Oh, did I forget to mention that my boyfriend and I still have some pretty rough growing pains after I moved in last summer? And that I was really looking forward to being back at work so that I could have my days back and we could have some space from each other? Yeah, all of that. It was starting to feel like we’d made a big mistake when I moved in and it didn’t feel like it would get better after months of the same old bad days. Getting the news that I was to work from home (after already being home for two months) sucked big time.

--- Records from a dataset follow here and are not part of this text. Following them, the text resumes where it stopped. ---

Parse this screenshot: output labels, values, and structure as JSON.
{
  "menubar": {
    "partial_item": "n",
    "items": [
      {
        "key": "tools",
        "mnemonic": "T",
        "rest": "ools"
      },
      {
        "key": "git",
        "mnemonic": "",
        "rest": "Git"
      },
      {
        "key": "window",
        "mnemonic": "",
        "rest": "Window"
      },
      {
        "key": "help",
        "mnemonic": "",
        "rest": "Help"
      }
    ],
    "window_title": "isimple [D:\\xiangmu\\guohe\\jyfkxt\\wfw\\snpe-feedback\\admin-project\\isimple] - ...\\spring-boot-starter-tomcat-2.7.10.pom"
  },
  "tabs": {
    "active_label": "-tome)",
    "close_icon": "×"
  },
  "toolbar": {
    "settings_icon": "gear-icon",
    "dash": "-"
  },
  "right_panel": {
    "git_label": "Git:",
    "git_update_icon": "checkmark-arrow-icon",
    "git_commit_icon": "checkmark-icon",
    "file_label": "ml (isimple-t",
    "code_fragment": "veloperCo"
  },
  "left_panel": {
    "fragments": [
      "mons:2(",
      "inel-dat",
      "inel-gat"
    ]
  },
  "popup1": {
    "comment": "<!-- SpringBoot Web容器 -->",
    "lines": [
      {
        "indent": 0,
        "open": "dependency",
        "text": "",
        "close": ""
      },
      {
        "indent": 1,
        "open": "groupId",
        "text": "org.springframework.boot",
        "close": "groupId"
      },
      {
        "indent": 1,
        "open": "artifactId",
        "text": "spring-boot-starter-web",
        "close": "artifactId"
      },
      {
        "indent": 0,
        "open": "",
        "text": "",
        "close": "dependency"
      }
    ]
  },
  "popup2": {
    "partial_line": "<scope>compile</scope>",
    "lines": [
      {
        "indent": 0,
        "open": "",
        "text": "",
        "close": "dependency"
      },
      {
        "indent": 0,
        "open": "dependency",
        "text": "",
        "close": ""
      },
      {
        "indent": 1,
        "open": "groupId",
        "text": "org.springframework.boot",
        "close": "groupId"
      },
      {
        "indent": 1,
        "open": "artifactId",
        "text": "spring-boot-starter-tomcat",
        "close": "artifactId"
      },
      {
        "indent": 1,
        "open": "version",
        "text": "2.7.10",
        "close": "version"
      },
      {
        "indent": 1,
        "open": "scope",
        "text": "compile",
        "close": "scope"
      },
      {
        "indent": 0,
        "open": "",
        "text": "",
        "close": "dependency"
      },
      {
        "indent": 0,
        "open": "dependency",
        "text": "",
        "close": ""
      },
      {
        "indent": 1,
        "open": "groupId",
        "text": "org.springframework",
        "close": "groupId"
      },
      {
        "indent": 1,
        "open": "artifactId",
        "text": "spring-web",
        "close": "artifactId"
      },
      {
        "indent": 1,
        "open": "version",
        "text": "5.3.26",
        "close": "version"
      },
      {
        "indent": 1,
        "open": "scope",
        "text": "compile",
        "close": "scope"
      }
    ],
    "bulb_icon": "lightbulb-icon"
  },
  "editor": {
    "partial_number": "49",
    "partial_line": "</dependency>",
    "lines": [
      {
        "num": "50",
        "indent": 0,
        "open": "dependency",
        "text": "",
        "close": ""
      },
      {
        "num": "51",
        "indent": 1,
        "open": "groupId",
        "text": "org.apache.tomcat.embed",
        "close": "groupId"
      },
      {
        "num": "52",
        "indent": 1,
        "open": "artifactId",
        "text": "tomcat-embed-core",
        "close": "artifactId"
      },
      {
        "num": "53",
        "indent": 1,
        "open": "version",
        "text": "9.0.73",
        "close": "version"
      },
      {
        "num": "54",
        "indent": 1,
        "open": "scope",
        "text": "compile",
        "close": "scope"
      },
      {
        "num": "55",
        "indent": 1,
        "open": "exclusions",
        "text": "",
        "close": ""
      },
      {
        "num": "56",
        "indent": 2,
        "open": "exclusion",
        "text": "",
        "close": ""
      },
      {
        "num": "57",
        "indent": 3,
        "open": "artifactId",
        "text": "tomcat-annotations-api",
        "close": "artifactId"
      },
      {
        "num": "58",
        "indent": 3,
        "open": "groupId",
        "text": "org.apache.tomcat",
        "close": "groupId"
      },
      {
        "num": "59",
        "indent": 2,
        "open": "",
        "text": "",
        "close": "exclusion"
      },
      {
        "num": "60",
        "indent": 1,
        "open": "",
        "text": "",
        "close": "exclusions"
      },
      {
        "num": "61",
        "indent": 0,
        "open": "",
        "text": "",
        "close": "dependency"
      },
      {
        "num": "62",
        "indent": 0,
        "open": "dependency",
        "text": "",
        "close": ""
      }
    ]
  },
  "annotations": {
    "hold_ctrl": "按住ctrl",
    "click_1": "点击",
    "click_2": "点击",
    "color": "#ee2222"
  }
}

This takes us to about a month ago. My hip was hitting the home stretch of healing, and I had gained some comfort in my new role and working from home. I had some realizations about my mental health and organized the help I think I need. I’d spent the past almost 6 full months so angry and shortsighted that I truly felt like May brought a dawning of a new perspective and I’m truly grateful for whatever energies or planetary bodies shifted to give me a little bit of my light back.
I have spent the past month and a half embracing my creativity to the fullest and for the first time in my life actually see how I can build a side hustle instead of merely wanting one. My boyfriend and I don’t want to choke each other everyday anymore and are starting to find our household culture. We laugh again and make a noticeable effort to show appreciation and respect like we should have all along. I’m connected with amazing people who inspire me to create and learn things I never thought existed, like green witchcraft. I have had the joy of creating a real, first prototype of a product and holding it in my hands. I do something creative almost unconsciously every day about it because I accept that I need that feeling in my day.
I have always felt that both blogging and maintaining my presence on social media are directly tied to how full of a life I am living. If I am doing things, creating, exercising my mind or body, going places, any combination of the above and more - posts come easily because all I have to do is take 2.5 seconds to snap a photo or remember the details of an awesome day when I sit down to write it later. If I am stagnant, overwhelmed by depression or anxiety, and not exercising the blessing of being alive every single post or photo takes so much and feels so fake. January to June of 2020 taught me that lesson again, a little more sharply this time around. I’m grateful for the struggle and to be able to recognize lessons that the Universe decided I needed to learn again.